Machine Image Customization
Once you have an image, you start your EC2 instance from that image. These usually need customization and configuration to get them to where you want them to be. That is when the second part of the equation comes in, boot time configuration. There are many tools to handle configuration at boot time, but on AWS the common way is using a user data script. User data is a way to pass information to your instance at startup that can be used to customize or configure the base image. The customization or configuration need not be the same on each instance started from the same image.

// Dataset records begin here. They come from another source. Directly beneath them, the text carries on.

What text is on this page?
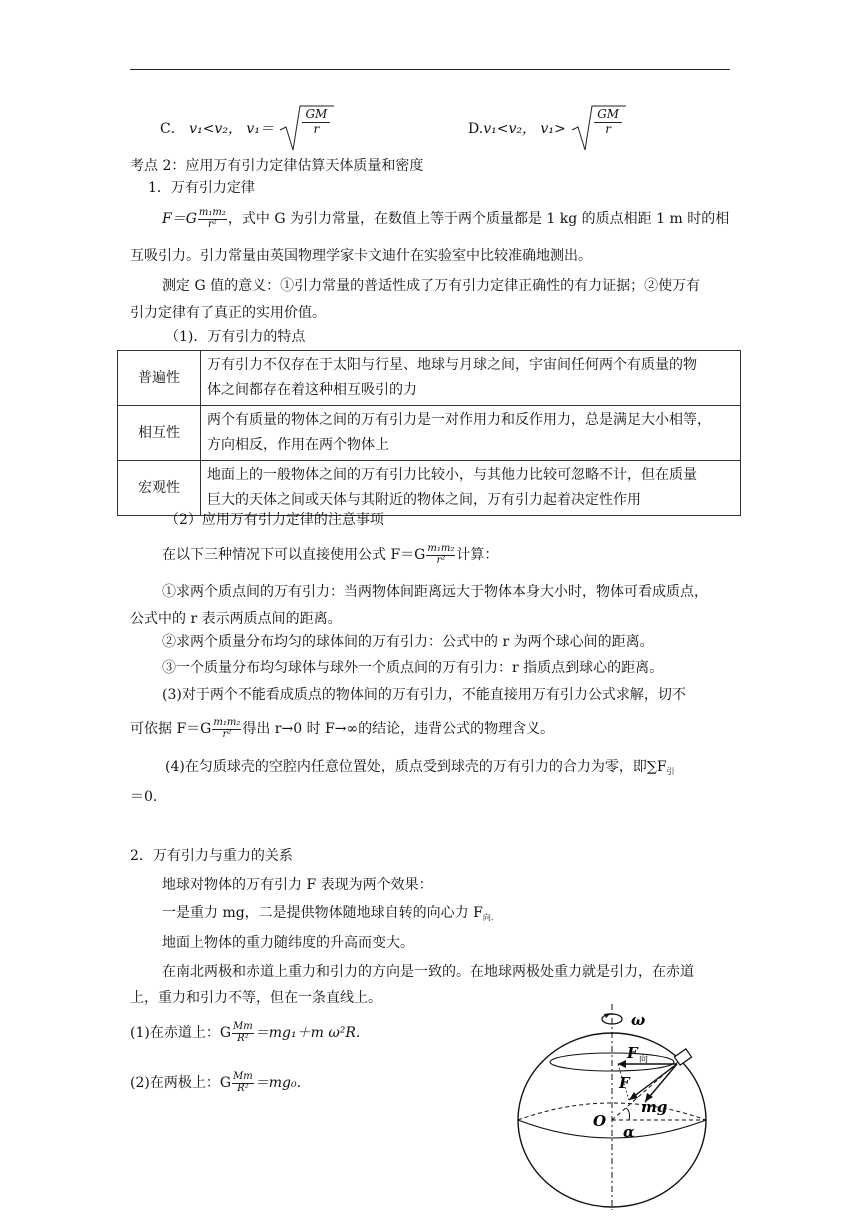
C． v₁<v₂， $v_1= \frac{GM}{r}$	D.v₁<v₂， $v_1> \frac{GM}{r}$
考点 2：应用万有引力定律估算天体质量和密度
1．万有引力定律
$F=G \frac{\text{m₁m₂}}{\text{r²}}$ ，式中 G 为引力常量，在数值上等于两个质量都是 1 kg 的质点相距 1 m 时的相
互吸引力。引力常量由英国物理学家卡文迪什在实验室中比较准确地测出。
测定 G 值的意义：①引力常量的普适性成了万有引力定律正确性的有力证据；②使万有
引力定律有了真正的实用价值。
（1)．万有引力的特点
普遍性	万有引力不仅存在于太阳与行星、地球与月球之间，宇宙间任何两个有质量的物
体之间都存在着这种相互吸引的力
相互性	两个有质量的物体之间的万有引力是一对作用力和反作用力，总是满足大小相等，
方向相反，作用在两个物体上
宏观性	地面上的一般物体之间的万有引力比较小，与其他力比较可忽略不计，但在质量
巨大的天体之间或天体与其附近的物体之间，万有引力起着决定性作用
（2）应用万有引力定律的注意事项
在以下三种情况下可以直接使用公式 $F=G \frac{\text{m₁m₂}}{\text{r²}}$ 计算：
①求两个质点间的万有引力：当两物体间距离远大于物体本身大小时，物体可看成质点，
公式中的 r 表示两质点间的距离。
②求两个质量分布均匀的球体间的万有引力：公式中的 r 为两个球心间的距离。
③一个质量分布均匀球体与球外一个质点间的万有引力：r 指质点到球心的距离。
(3)对于两个不能看成质点的物体间的万有引力，不能直接用万有引力公式求解，切不
可依据 $F=G \frac{\text{m₁m₂}}{\text{r²}}$ 得出 r→0 时 F→∞的结论，违背公式的物理含义。
(4)在匀质球壳的空腔内任意位置处，质点受到球壳的万有引力的合力为零，即$\sum F_引$
＝0.
2．万有引力与重力的关系
地球对物体的万有引力 F 表现为两个效果：
一是重力 mg，二是提供物体随地球自转的向心力 $F_{向.}$
地面上物体的重力随纬度的升高而变大。
在南北两极和赤道上重力和引力的方向是一致的。在地球两极处重力就是引力，在赤道
上，重力和引力不等，但在一条直线上。
(1)在赤道上：G $\frac{Mm}{\text{R²}} =mg_1+m$ ω²R.
(2)在两极上：G $\frac{Mm}{\text{R²}} =mg_0$.
ω
F 向
F
mg
O
α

For example, you could pass a different domain name to each instance.
How Much to Include in Your Machine Image
The question for those deploying and managing applications is then how much logic to put into the base AMI from which all server instances are created versus how much customization and configuration to do after instance startup. The process is generally referred to as baking into the AMI. All things being equal, it is more flexible to put as little into the AMI as is possible. In the real world, instance startup configuration usually takes more time than when it is built into the AMI.
Consider the situation where you need to install an Apache web server on an instance. You have the option to include it in the AMI, so that every instance started with that AMI has Apache installed, or you could install it at instance startup. It may only take seconds or minutes to install Apache, but you also need to configure it for your situation, say adjusting SSL certificates, domain names, or .htaccess files. You may opt to install the base version of Apache on the AMI and do the individual configuration on instance startup. When you include Apache on the AMI, you then have to rebuild your AMI if you want to switch to a newer version of Apache. Maybe you decide to switch to NGINX instead. Now, also imagine that these web servers are part of your companies website hosting. There are potentially dozens of web servers and you want to be able to quickly scale the number of servers as demand increases. In this case, you may value speed of instance startup over configurability at instance startup.
Conclusion
So in the end, there is no “right” answer to how much logic to bake into the AMI. It’s a series of trade-offs that depend largely on your requirements and your teams abilities. Here are some of the questions you consider when trying to decide where to put your configuration and application installation logic.
How frequent do your machine images change?
Very frequently? Daily? It is still viable to include all or most of your logic in the AMI as long as you automate the process of creating images. You don’t really want to do this manually if it is done frequently. You don’t really want to do it manually anyway for a number of other reasons including reliability. AMIs would always change when OS versions are changed, which you should do to get the latest security patches.
How frequently do you provision/deprovision instances?
If this happens multiple times/day or hour, they you may want to consider including as much as possible into the AMI. You gain more benefits of elasticity when your instances start quickly, saving you money in the end.
How much configuration is necessary at startup?
If you use the same base machine image for all of your different application server types, e.g. web server, application server, message queue, etc., then a lot of configuration at startup is likely necessary. This should be automated. It also lends itself to doing more configuration at instance startup time.
How much business overhead is involved with certifying images?
Some enterprises have stringent security requirements around the review and use of AMIs. If your business requires that a security team review each new image, it may not make sense for you to produce images frequently. Configuration at startup may be a better way to go.